The ways of blogging are mysterious. My hitcounter shows that for some unfathomable reason most of my visitors today are from Oklahoma. Many years ago, I read Steinbeck's The Grapes of Wrath and since then always wanted to see for myself whether Oklahoma was truly as sad a place as this great novel made it out to be. I got my chance to see Oklahoma (and many other places) during my academic job search. I was invited for a campus visit to a university in that state.
The members of the search committee who picked me up at the airport drove me through the outskirts of Oklahoma City filled with bunker-like buildings that were depressingly dirty orange in color. Then, we traveled through a bleak landscape dominated by a low, oppressive sky.
"If you hear strange sounds in the night," a prospective colleague said brightly, "it's the coyotes howling."
By the end of the visit, I was ready to join my howling to that of the coyotes. The tiny little town where the campus was located was dominated by churches. It doesn't really deserve the name of town but I don't know how else to call it. A village? A hamlet? A ghostly outpost of civilization in the midst of nothingness?
"We have 70 churches here, so you'll have no problem finding one to suit your taste," another future colleague said. "And please don't think we are completely backwards here. We even had a Starbucks open here last summer. So we are civilized now."
The thought of coming to consider the opening of Starbucks as an important cultural event was daunting.
"So where do you go for groceries?" I asked after 40 minutes of driving around the area which did not result in a discovery of a single shop.
"Oh, that's really easy. We have this great supermarket 50 miles from here. Of course, you can also drive into Oklahoma City, which is pretty close. It only takes a little over 2 hours to get there. There is never any traffic here, so you'll be fine."
It was not surprising that there was no traffic in a place where there was one Starbucks per 70 churches, but I kept that insight to myself.
"Are there any apartment buildings where I could rent a place?" I asked.
"Oh no, why rent?" the colleague responded. "There is this great little development where new houses are being built right now. You can just buy one of them. Let me show you, it's just 20 minutes away from campus."

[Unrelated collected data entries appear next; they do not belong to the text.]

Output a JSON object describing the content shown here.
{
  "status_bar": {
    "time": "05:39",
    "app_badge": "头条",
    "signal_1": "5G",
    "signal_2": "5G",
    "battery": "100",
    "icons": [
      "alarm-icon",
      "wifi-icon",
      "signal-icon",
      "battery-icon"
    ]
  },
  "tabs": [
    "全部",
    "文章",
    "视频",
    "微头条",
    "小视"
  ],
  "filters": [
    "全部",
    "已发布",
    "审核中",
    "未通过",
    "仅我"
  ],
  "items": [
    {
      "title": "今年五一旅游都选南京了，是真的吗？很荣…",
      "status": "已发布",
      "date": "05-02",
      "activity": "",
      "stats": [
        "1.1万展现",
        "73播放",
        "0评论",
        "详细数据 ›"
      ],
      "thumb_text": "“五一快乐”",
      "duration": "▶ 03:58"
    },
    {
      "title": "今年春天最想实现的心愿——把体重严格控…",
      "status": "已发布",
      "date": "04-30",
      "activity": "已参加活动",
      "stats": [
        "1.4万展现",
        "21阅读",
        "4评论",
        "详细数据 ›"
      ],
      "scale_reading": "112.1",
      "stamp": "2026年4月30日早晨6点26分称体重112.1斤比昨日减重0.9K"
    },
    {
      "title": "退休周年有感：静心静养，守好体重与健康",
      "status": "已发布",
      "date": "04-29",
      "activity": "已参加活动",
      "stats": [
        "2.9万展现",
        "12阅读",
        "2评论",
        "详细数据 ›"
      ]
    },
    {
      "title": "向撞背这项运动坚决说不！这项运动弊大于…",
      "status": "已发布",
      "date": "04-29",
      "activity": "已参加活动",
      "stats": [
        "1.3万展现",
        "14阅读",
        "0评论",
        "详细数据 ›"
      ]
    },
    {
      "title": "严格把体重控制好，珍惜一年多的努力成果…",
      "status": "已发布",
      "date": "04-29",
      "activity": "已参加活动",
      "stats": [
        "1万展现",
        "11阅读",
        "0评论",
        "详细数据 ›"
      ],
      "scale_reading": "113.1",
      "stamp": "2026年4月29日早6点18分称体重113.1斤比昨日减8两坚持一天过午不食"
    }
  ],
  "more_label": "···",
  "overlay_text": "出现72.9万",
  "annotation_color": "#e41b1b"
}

Twenty minutes driving, of course. I considered telling the colleague that I didn't drive but thought better of it. This kind person was trying so hard to make me like the place. Why demonstrate how truly unsuited I was to it from the very start?
In the evening, the search committee took me to a restaurant. As everybody who has spent any time doing campus visits knows, you can never show any disrespect towards the local fare. Literature departments are poor and taking a prospective colleague out for a meal is quite expensive for them. It simply won't do not to demonstrate extreme enjoyment of the meal you are being offered.
I'm a very fussy eater, which is the main reason why I became a cook. When I saw the food that was being served, I realized that yet another sacrifice to the cause of an academic job search was being asked of me. The menu was filled with dishes I'd never heard of before. In my experience, chicken is always a good choice of campus visit food. Ordering vegetarian might alienate some of the older members of the search committee who'll think you are a hippie in disguise, a political activist, or a trouble-maker. Beef is too heavy and takes a lot of time to chew, which is not something you can afford at a dinner where you'll be bombarded with questions. Pork will provoke a host of questions about how come I wear my Star of David and still eat pork. Fish smells, and you don't want to breathe a fishy smell onto the people who are interrogating you. (As you can see, I could write a doctoral dissertation on the subject of campus visits.)
So I ordered something called "chicken-fried steak." Imagine my surprise when I discovered that this dish didn't contain any chicken. It was a steak deep-fried in some rock-hard batter that made me think of dentists' bills and dentures. (And if that seems obvious to you, then maybe you've spent too much time in Oklahoma.) Every dish was smothered in a weird-looking grayish sauce (you can see it on the picture.)
"What is this sauce made of?" I asked one of the search committee members.
"Oh, isn't it delicious?" she asked. "It's lard mixed with flour."
This revelation led me to panicky attempts to recollect how people went about purging.
Everybody at the department was really understanding when I rejected their kind job offer on the grounds that "I simply can't imagine ever living in this place."